The Youden Index measures a tool's ability to correctly identify vulnerabilities while avoiding false alarms. A perfect score of +1.00 indicates flawless discrimination between vulnerable and safe code patterns across all 11 OWASP CWE categories.
| Vulnerability Category | CWE | Detected | FP Avoided | Result |
|---|---|---|---|---|
| Command Injection | CWE-78 | ✓ | ✓ | PASS |
| SQL Injection | CWE-89 | ✓ | ✓ | PASS |
| Cross-Site Scripting | CWE-79 | ✓ | ✓ | PASS |
| Path Traversal | CWE-22 | ✓ | ✓ | PASS |
| LDAP Injection | CWE-90 | ✓ | ✓ | PASS |
| XPath Injection | CWE-643 | ✓ | ✓ | PASS |
| Weak Cryptographic Algorithm | CWE-327 | ✓ | ✓ | PASS |
| Weak Hash Algorithm | CWE-328 | ✓ | ✓ | PASS |
| Weak Random Number Generator | CWE-330 | ✓ | ✓ | PASS |
| Trust Boundary Violation | CWE-501 | ✓ | ✓ | PASS |
| Insecure Cookie | CWE-614 | ✓ | ✓ | PASS |
NecessityWorks identified 4 additional real security issues in OWASP "safe" test cases that the benchmark does not score, verified by human analysts. This demonstrates the ability to find vulnerabilities that traditional pattern-matching SAST tools miss entirely.
Preprocessing enriches context before AI analysis — each specialist receives AST data, call graphs, reachability maps, and SAST findings alongside the code diff.
Competitor scores sourced from OWASP Benchmark published results (owasp.org/www-project-benchmark). NecessityWorks score is Phase 1 preliminary (22 cases). All scores represent Youden Index (TPR − FPR) on BenchmarkJava v1.2.

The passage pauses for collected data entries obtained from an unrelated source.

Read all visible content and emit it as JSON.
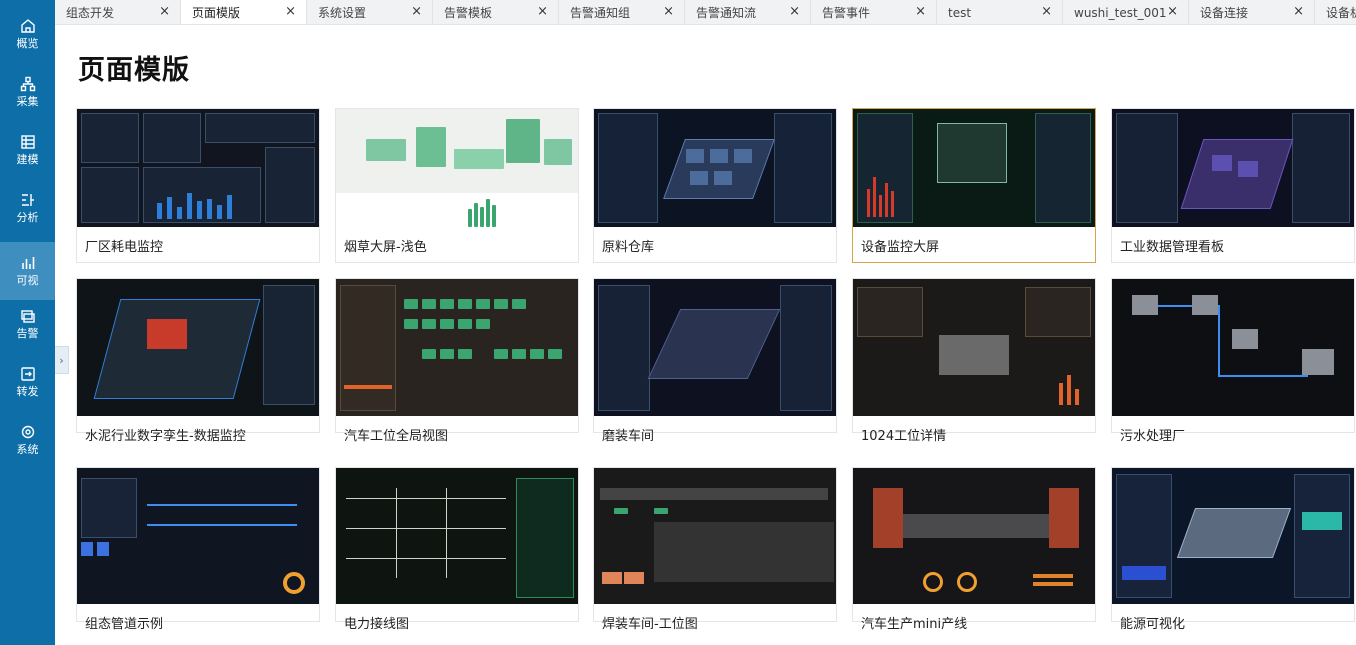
{
  "sidebar": {
    "items": [
      {
        "label": "概览",
        "icon": "home-icon"
      },
      {
        "label": "采集",
        "icon": "network-icon"
      },
      {
        "label": "建模",
        "icon": "table-icon"
      },
      {
        "label": "分析",
        "icon": "analysis-icon"
      },
      {
        "label": "可视",
        "icon": "chart-icon",
        "active": true
      },
      {
        "label": "告警",
        "icon": "alarm-icon"
      },
      {
        "label": "转发",
        "icon": "forward-icon"
      },
      {
        "label": "系统",
        "icon": "settings-icon"
      }
    ],
    "collapse_glyph": "›"
  },
  "tabs": [
    {
      "label": "组态开发"
    },
    {
      "label": "页面模版",
      "active": true
    },
    {
      "label": "系统设置"
    },
    {
      "label": "告警模板"
    },
    {
      "label": "告警通知组"
    },
    {
      "label": "告警通知流"
    },
    {
      "label": "告警事件"
    },
    {
      "label": "test"
    },
    {
      "label": "wushi_test_001"
    },
    {
      "label": "设备连接"
    },
    {
      "label": "设备机"
    }
  ],
  "tab_close_glyph": "×",
  "page": {
    "title": "页面模版"
  },
  "templates": [
    {
      "label": "厂区耗电监控"
    },
    {
      "label": "烟草大屏-浅色"
    },
    {
      "label": "原料仓库"
    },
    {
      "label": "设备监控大屏",
      "selected": true
    },
    {
      "label": "工业数据管理看板"
    },
    {
      "label": "水泥行业数字孪生-数据监控"
    },
    {
      "label": "汽车工位全局视图"
    },
    {
      "label": "磨装车间"
    },
    {
      "label": "1024工位详情"
    },
    {
      "label": "污水处理厂"
    },
    {
      "label": "组态管道示例"
    },
    {
      "label": "电力接线图"
    },
    {
      "label": "焊装车间-工位图"
    },
    {
      "label": "汽车生产mini产线"
    },
    {
      "label": "能源可视化"
    }
  ],
  "colors": {
    "sidebar": "#0e6fa8",
    "sidebar_active": "#3f8ec0",
    "selected_border": "#d9a450"
  }
}
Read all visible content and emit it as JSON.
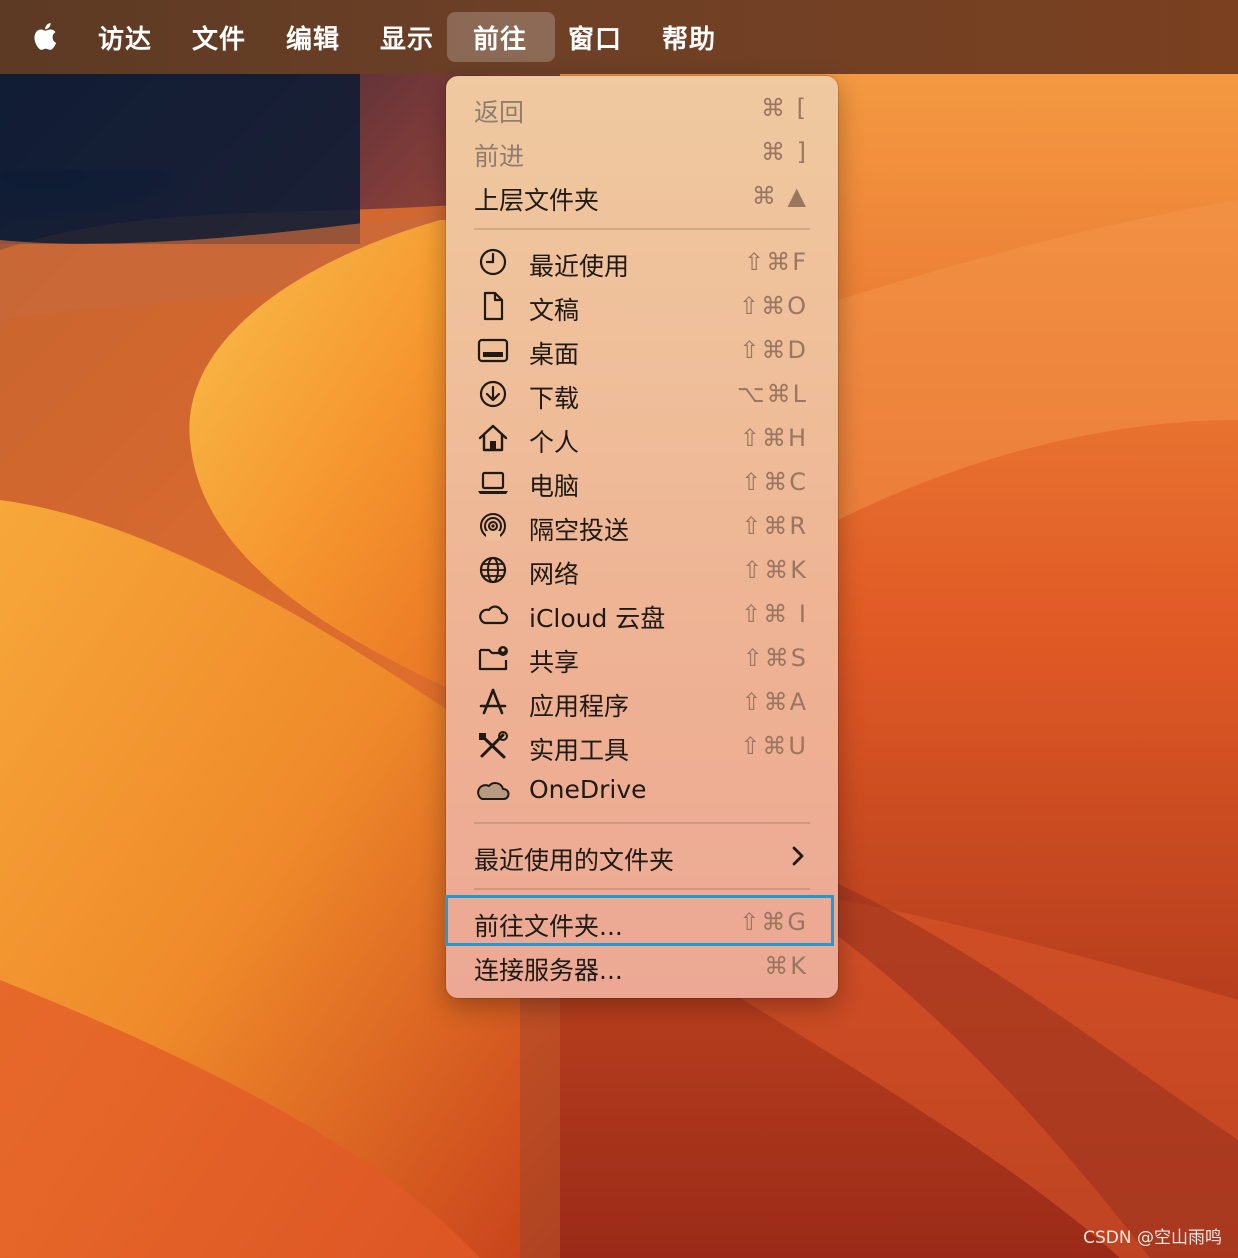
{
  "menubar": {
    "apple_icon": "apple-logo-icon",
    "items": [
      {
        "label": "访达"
      },
      {
        "label": "文件"
      },
      {
        "label": "编辑"
      },
      {
        "label": "显示"
      },
      {
        "label": "前往",
        "active": true
      },
      {
        "label": "窗口"
      },
      {
        "label": "帮助"
      }
    ]
  },
  "menu": {
    "nav": [
      {
        "label": "返回",
        "shortcut": "⌘ [",
        "disabled": true
      },
      {
        "label": "前进",
        "shortcut": "⌘ ]",
        "disabled": true
      },
      {
        "label": "上层文件夹",
        "shortcut": "⌘ ▲",
        "disabled": false
      }
    ],
    "places": [
      {
        "label": "最近使用",
        "shortcut": "⇧⌘F",
        "icon": "clock-icon"
      },
      {
        "label": "文稿",
        "shortcut": "⇧⌘O",
        "icon": "document-icon"
      },
      {
        "label": "桌面",
        "shortcut": "⇧⌘D",
        "icon": "desktop-icon"
      },
      {
        "label": "下载",
        "shortcut": "⌥⌘L",
        "icon": "download-icon"
      },
      {
        "label": "个人",
        "shortcut": "⇧⌘H",
        "icon": "home-icon"
      },
      {
        "label": "电脑",
        "shortcut": "⇧⌘C",
        "icon": "laptop-icon"
      },
      {
        "label": "隔空投送",
        "shortcut": "⇧⌘R",
        "icon": "airdrop-icon"
      },
      {
        "label": "网络",
        "shortcut": "⇧⌘K",
        "icon": "globe-icon"
      },
      {
        "label": "iCloud 云盘",
        "shortcut": "⇧⌘ I",
        "icon": "icloud-icon"
      },
      {
        "label": "共享",
        "shortcut": "⇧⌘S",
        "icon": "shared-folder-icon"
      },
      {
        "label": "应用程序",
        "shortcut": "⇧⌘A",
        "icon": "applications-icon"
      },
      {
        "label": "实用工具",
        "shortcut": "⇧⌘U",
        "icon": "utilities-icon"
      },
      {
        "label": "OneDrive",
        "shortcut": "",
        "icon": "onedrive-cloud-icon"
      }
    ],
    "recent_folders": {
      "label": "最近使用的文件夹",
      "icon": "chevron-right-icon"
    },
    "goto": [
      {
        "label": "前往文件夹...",
        "shortcut": "⇧⌘G",
        "highlighted": true
      },
      {
        "label": "连接服务器...",
        "shortcut": "⌘K"
      }
    ]
  },
  "watermark": "CSDN @空山雨鸣",
  "colors": {
    "highlight_border": "#1f9ad8",
    "menubar": "#6e4026",
    "text": "#1f1a16",
    "shortcut": "#9a7660"
  }
}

Tested against OWASP BenchmarkJava v1.2, the industry-standard test suite for static application security testing (SAST) tools. Each test case was submitted as an independent code review through the NecessityWorks multi-agent analysis engine. The pipeline performs AST indexing, call graph construction, entry point identification, reachability analysis, and static analysis before routing to 12 specialized security agents aligned to the OWASP Top 10 2025 taxonomy. Scoring uses per-CWE matching: a false positive is only counted when the tool flags the specific CWE being tested on code that is safe for that CWE. Findings of different, legitimate security issues on "safe" test cases are counted as bonus detections, not false positives.